As Slim’s lifestyle develops over the course of a few years, his personality and self-perception change, and he becomes deeply engrossed in the life of a pimp and less connected to the person he used to be. As Slim disconnects further and further from his emotions, it becomes clear that this deleterious process is the result of his increasingly violent ways and his need to prevent himself from feeling guilt. His detachment also stems from his heavy use of cocaine, which numbs his emotions and allows him to constantly feel powerful and alert. All of these factors enable Slim to be cruel to his women without feeling guilt or shame, though he is really just covering up these feelings rather than ridding himself of them entirely. The complexities of his suppressed emotions can be seen during the graphically violent scene in which he mercilessly whips Phyllis with a coat hanger. Afterward, he feels a vestige of guilt that is soon eclipsed by his satisfaction that his brutality has resulted in the obedience he desires.

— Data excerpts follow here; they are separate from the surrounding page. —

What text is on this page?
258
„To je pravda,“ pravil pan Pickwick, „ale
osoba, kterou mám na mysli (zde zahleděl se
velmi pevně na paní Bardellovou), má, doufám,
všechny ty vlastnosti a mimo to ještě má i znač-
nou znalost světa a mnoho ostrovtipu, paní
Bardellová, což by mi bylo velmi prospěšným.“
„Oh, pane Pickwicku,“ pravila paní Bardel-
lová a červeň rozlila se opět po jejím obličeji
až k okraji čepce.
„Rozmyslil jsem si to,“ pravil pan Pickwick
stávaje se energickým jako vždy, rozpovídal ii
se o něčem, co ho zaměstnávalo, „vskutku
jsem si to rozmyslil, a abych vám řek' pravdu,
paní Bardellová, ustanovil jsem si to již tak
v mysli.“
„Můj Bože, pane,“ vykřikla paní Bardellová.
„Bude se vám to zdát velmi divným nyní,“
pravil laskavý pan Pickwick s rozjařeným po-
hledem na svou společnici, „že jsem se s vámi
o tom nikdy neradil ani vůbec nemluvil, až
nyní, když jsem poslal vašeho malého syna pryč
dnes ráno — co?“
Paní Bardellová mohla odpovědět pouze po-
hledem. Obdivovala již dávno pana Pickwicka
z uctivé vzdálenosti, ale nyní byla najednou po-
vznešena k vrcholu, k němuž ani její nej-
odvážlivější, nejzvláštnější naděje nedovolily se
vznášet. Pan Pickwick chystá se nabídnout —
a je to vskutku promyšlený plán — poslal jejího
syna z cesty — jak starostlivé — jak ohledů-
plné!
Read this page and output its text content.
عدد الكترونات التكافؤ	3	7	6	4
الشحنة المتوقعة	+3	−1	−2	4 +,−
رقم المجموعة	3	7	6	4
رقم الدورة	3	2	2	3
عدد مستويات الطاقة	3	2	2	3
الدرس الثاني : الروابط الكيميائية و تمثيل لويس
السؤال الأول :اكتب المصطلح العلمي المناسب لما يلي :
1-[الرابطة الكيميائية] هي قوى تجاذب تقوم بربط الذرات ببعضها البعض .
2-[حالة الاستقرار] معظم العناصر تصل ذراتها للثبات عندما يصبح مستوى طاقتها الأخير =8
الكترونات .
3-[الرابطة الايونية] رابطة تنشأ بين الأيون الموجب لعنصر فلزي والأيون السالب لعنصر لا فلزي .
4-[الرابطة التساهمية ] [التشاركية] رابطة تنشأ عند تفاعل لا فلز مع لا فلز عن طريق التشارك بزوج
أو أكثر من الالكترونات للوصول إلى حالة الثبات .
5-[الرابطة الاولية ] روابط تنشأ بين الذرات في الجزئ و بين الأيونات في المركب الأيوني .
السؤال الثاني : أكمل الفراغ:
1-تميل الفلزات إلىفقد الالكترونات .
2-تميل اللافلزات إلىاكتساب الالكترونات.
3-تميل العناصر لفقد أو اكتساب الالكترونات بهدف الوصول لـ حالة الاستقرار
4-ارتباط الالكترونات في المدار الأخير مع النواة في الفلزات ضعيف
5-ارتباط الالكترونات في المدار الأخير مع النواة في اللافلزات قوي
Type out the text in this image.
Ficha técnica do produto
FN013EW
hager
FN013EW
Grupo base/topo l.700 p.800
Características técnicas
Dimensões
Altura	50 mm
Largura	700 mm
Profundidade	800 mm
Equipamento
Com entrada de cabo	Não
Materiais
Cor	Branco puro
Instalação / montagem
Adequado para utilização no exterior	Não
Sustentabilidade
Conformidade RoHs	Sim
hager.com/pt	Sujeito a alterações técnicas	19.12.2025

Slim’s attempts at pimping succeed for the first several years, as he acquires more workers and more wealth. He starts to refer to his women collectively as a “stable,” as though they are work horses without minds or motivations of their own and must therefore be corralled and controlled. Ophelia comes from a background filled with trauma, as does Chris, and Slim takes advantage of The Relationship Between Crime and Trauma to convince these women to work for him. Slim also finds himself in a perfectly placed opportunity when he sees Chris’s husband violently beating an innocent man. When Slim takes Chris with him, he makes himself a target for her husband’s revenge, and this decision foreshadows Chris’s reappearance later in the autobiography, during Slim’s final experience in prison.
When Sweet Jones describes his perception of the history of pimping and where it started, his comments reflect the realities of Systemic Racism in the 20th Century, especially when he tells Slim that “the cities was like the plantations down south” (176). His explanation highlights the grim fact that although Black people were no longer technically enslaved, they were still oppressed by the many manifestations of systemic racism that prevented them from building better lives or pursuing varied careers. Sweet explains that Black men realized that white men of the time, who often sought to take back their social power, would fetishize Black women, so some Black men decided to capitalize on this trend by becoming pimps. In many ways, the inclusion of Sweet’s perspective sheds light upon Slim’s own actions, for Sweet also believes that pimping is one of the only ways for a Black man in the US to attain a measure of wealth and status. While pimping was not invented by Black men in the post-abolition era, it nonetheless became a prominent aspect of the community during an age when a decent life was rarely possible. However, it is also important to note that Sweet’s personal justifications for his actions are presented as his own, rather than as a general justification of pimping or the sex industry.